By Li Yanping
Jan. 9 (Bloomberg) -- China's trade surplus probably swelled in December, surging to a record for the year, as the nation's export growth maintained momentum in the face of concern that some products are unsafe.
The trade gap rose 16 percent to $24.4 billion in December from a year earlier, according to the median estimate of 21 economists surveyed by Bloomberg News. Exports climbed 23 percent in December, after a 22.8 percent gain in November, it showed. The data may be released as early as today.
The figures are likely to demonstrate the strength of demand for China's cheap clothing, shoes and mobile phones even after exports of tainted seafood and deadly pet-food ingredients, and product recalls by Mattel Inc., spurred boycott calls.
With the economists predicting the surplus will surge to a record $263 billion for 2007, China's government will still face pressure to allow its currency to appreciate faster.
``Product safety is an excuse for trade protectionism,'' said Zhu Baoliang, chief economist at the State Information Center in Beijing. ``The currency is the most important tool to narrow the trade surplus because it can directly adjust import and export prices.''
A stronger yuan would slow demand for exports and cool inflation by making imports cheaper.
Zhu said the government should allow the yuan to rise 5 percent a year against a basket of currencies, not just the dollar. The State Information Center is linked to the National Development and Reform Commission, China's top planning agency.
Inflation, Stock Prices
The trade surplus has flooded the world's fourth-largest economy with cash, fueled inflation to the fastest in 11 years and fanned asset-price gains. The CSI 300 Index of stocks soared 162 percent last year and property prices climbed at the fastest pace in two years in November.
Government policy makers last month named inflation and the risk that the economy will overheat as its two main concerns for 2008 and said the People's Bank of China would pursue a ``tight monetary policy.''
China's export growth may have actually accelerated in December as some companies rushed out shipments before a round of export tax increases for energy-intensive and polluting products came into effect on Jan. 1. Eight of the 21 economists predict December's shipment expansion will be 24 percent or more.
From January, export growth may slow as the housing recession cools the economy in the U.S., China's biggest trading partner after the European Union.
A 1 percentage point slowdown in the U.S. economy's expansion would trim China's export growth by 4 percentage points and directly reduce gross domestic product by 0.5 percentage point, according to Ma Jun, chief China economist at Deutsche Bank AG in Hong Kong.
``The outlook for China's exports is darkening, as a result of faster currency appreciation and the cumulative effects of all the tax policies introduced to slow export growth,'' said Sun Mingchun, an economist at Lehman Brothers Holdings Inc.

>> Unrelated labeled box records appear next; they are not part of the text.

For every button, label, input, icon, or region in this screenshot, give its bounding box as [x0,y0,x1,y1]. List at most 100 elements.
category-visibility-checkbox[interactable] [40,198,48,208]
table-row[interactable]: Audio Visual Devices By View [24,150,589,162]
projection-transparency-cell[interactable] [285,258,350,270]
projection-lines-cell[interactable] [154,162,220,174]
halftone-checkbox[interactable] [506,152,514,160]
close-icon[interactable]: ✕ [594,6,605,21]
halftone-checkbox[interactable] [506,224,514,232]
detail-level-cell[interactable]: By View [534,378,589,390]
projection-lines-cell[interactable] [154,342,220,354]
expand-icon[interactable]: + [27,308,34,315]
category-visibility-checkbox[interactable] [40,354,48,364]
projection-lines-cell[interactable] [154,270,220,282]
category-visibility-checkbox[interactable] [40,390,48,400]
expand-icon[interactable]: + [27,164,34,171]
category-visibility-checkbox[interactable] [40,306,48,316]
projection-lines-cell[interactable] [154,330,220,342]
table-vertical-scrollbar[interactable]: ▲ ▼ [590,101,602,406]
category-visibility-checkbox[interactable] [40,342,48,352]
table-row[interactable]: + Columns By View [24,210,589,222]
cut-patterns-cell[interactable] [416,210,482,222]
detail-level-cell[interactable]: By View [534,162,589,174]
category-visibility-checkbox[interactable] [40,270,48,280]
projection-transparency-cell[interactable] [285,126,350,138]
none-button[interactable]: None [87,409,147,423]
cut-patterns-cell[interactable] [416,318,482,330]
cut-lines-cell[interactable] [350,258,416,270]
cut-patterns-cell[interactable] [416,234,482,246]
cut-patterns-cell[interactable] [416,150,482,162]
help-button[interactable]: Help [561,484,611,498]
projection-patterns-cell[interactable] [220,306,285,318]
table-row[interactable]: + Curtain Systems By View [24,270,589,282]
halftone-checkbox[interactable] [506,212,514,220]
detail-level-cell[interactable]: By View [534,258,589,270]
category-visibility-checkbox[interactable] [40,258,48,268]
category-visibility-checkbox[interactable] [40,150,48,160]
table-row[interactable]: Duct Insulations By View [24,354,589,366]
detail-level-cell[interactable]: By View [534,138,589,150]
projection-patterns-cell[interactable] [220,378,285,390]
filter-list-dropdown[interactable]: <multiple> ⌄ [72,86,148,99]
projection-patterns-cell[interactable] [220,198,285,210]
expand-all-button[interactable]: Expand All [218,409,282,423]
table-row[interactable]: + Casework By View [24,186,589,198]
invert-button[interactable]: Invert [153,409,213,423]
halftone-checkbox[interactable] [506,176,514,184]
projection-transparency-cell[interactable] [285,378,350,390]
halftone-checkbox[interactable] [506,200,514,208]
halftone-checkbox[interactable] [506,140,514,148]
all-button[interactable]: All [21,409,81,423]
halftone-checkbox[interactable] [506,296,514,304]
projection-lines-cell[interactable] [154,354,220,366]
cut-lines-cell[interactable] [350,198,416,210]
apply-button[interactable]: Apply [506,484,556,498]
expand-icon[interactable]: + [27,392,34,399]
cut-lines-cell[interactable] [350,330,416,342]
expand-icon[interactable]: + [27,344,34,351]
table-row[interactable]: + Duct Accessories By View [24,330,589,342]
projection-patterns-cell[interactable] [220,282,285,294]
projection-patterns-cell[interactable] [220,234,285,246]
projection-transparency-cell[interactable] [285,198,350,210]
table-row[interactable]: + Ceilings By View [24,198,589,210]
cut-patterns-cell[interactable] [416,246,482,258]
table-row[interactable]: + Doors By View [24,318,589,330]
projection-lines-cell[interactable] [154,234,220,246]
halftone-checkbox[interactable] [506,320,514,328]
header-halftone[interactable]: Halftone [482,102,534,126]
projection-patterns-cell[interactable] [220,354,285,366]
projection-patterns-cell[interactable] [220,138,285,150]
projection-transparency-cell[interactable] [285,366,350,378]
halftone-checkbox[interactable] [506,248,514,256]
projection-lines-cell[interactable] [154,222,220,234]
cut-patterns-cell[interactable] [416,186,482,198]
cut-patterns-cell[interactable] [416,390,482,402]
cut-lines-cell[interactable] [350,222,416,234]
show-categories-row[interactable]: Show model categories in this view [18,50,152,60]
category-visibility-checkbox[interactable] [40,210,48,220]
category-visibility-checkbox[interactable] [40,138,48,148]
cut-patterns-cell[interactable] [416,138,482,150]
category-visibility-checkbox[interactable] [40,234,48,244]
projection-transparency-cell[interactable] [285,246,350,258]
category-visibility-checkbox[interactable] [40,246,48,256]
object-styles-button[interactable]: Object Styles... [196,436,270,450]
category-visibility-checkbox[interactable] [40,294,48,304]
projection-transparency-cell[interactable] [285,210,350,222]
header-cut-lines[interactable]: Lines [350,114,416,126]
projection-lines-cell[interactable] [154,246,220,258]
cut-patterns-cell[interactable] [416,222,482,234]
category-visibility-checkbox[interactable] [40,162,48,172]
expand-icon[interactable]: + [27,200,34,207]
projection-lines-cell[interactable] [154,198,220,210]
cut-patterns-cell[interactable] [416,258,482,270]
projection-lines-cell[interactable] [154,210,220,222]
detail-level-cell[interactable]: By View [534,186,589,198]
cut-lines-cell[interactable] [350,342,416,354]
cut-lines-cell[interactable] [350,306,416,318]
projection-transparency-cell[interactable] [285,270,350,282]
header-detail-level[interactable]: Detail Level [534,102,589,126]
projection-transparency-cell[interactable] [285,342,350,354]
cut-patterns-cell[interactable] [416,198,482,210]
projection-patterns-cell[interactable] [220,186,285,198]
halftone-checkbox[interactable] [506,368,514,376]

China's currency advanced 7 percent against the U.S. dollar in 2007, twice as fast as in 2006. Against the euro, the yuan dropped 4.3 percent.
Slowing growth in exports may expose China's overcapacity, according to Sun. China's soaring exports have provided the nation's banks with cash that has been funneled into the building of thousands of factories.
``An export led slowdown would reveal the overcapacity, leading to an inventory buildup and aggressive price cuts in the second half of the year,'' Sun said. Both would ``undermine firms' profitability and ability to repay bank loans.''
The trade surplus may continue to widen because import growth could also slow as the government's measures to prevent the economy from overheating begin to take effect. The central bank raised interest rates six times last year and ordered banks to increase the amount of money they set aside as reserves on 10 separate occasions.
Lehman Brothers forecasts the yuan will appreciate about 7 percent against the dollar in 2008.
Imports probably grew by 25.5 percent in December, compared with 25.3 percent in November, according to the survey.